Adoption Therapy

Your adopted child may face some emotional and developmental issues that are not common in non-adopted children. This is the case whether your child was placed at birth or was in extended foster care.

It also is true whether or not your child is from a different race, culturally heritage, or country. Needing outside help at some point after adoption is common and many adoptive families seek post-adoption assistance.

Post Adoption Services

Post-adoption services are frequently needed, although often not until years after the adoption has been finalized. Post adoption services can help a family with a wide range of issues such as explaining adoption to the child, helping with adoption-related developmental problems and helping with identity issues in adolescence and young adulthood.

Loss, grief and anger are experienced at some point by most adoptees. These feelings may appear, disappear, and then return at different times in the child's development. Trust and attachment are two other areas that can be problematic especially for children who are placed from foster care or children who have experienced abuse, neglect, or institutionalization prior to joining their adoptive families. Identity issues are faced by every child but can be especially problematic for adopted children and for transracial and transcultural adoptees.

Certain dates and experiences may trigger adoption related issues. This is especially true of birthdays, holidays, pregnancy within the family or of a family friend, the adoption or birth of a "sibling", and contacts from the birth mother or birth father. School problems and school related issues can arise around classroom assignments (such as traditional "family tree" assignments or basic genetic lessons), peer interactions, and insensitivity on the part of school personnel.

To help deal with the problems mentioned above, the traditional types of post-adoption services include the following:

Individual and group therapy and counseling: The timely help from a skilled counselor or therapist can often prevent an initial problem from becoming more serious. It can also help a family and adoptee to understand what problems are the result of everyday life and what problems may be related specifically to adoption issues. For some help in selecting an adoption counselor, please view the link Therapist Selection.

Adoption support groups are available to help both the adoptive parents and the child. These adoption support groups exist in most states and offer a wide range of information and services.

Education through adoption seminars and conferences as well as adoption books and adoption magazines can be helpful.

Overnight camps and retreats including heritage camps can be a good way for the family and child to interact and share with others who have experienced some of the same adoption issues and concerns.

Respite care offers parents and the child a temporary break.
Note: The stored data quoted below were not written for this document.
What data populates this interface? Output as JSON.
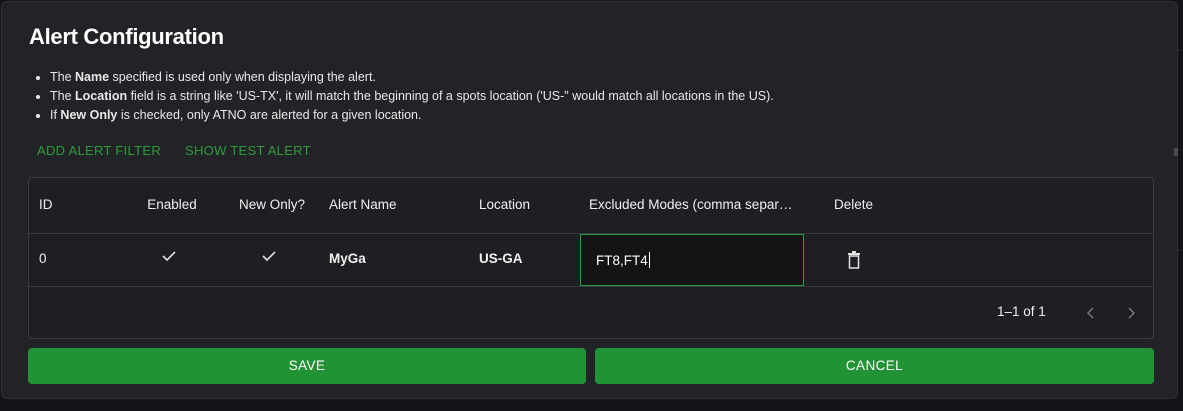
{
  "dialog": {
    "title": "Alert Configuration",
    "bullets": [
      {
        "pre": "The ",
        "bold": "Name",
        "post": " specified is used only when displaying the alert."
      },
      {
        "pre": "The ",
        "bold": "Location",
        "post": " field is a string like 'US-TX', it will match the beginning of a spots location ('US-\" would match all locations in the US)."
      },
      {
        "pre": "If ",
        "bold": "New Only",
        "post": " is checked, only ATNO are alerted for a given location."
      }
    ],
    "actions": {
      "add_filter": "ADD ALERT FILTER",
      "show_test": "SHOW TEST ALERT"
    }
  },
  "grid": {
    "columns": [
      "ID",
      "Enabled",
      "New Only?",
      "Alert Name",
      "Location",
      "Excluded Modes (comma separ…",
      "Delete"
    ],
    "rows": [
      {
        "id": "0",
        "enabled": true,
        "new_only": true,
        "alert_name": "MyGa",
        "location": "US-GA",
        "excluded_modes": "FT8,FT4"
      }
    ],
    "pagination": "1–1 of 1"
  },
  "buttons": {
    "save": "SAVE",
    "cancel": "CANCEL"
  },
  "colors": {
    "accent": "#229335",
    "link": "#2e9b3a",
    "background": "#222327"
  },
  "icons": {
    "check": "check-icon",
    "delete": "trash-icon",
    "prev": "chevron-left-icon",
    "next": "chevron-right-icon"
  }
}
Respite care can be provided in-home (where the respite professional comes to your home) or can be at a facility where you take your child for a specific period of time.

Inpatient care at a hospital or residential treatment center is usually a last resort. Hospitalization may be necessary for children who become suicidal or dangerous to themselves or others. Residential care can help with those adoptees who can best be treated with the firm limits and structured environment that a residential treatment center provides.

Common issues for which adoptive families and their child look for help are discussed in more detail on the links Adoption and Child Development Issues and Explaining Adoption as well as Adoption Emotional Issues. Additionally, the Child Welfare Information Gateway discusses many of these issues in the article Post Adoption Services.

Finding Post-Adoption Help

You may want to start by contacting the adoption agency or adoption attorney that helped with the adoption and ask for their help and ideas. You can also contact other adoption agencies in your state of residence and ask about their help and resources.

Many post-adoption services are available through state and local adoption support groups your state child welfare agency, local mental health center, state adoption contact, or the stateDepartment of Education or Department of Health.

Outpatient psychotherapy is a common form of professional help that adoptive families use. Local Community Mental Health Centers have professions who may be able to help. You can also contact your state Psychological Association or Psychiatric Association, or Association of Social Workers to get the names of an adoption specialist.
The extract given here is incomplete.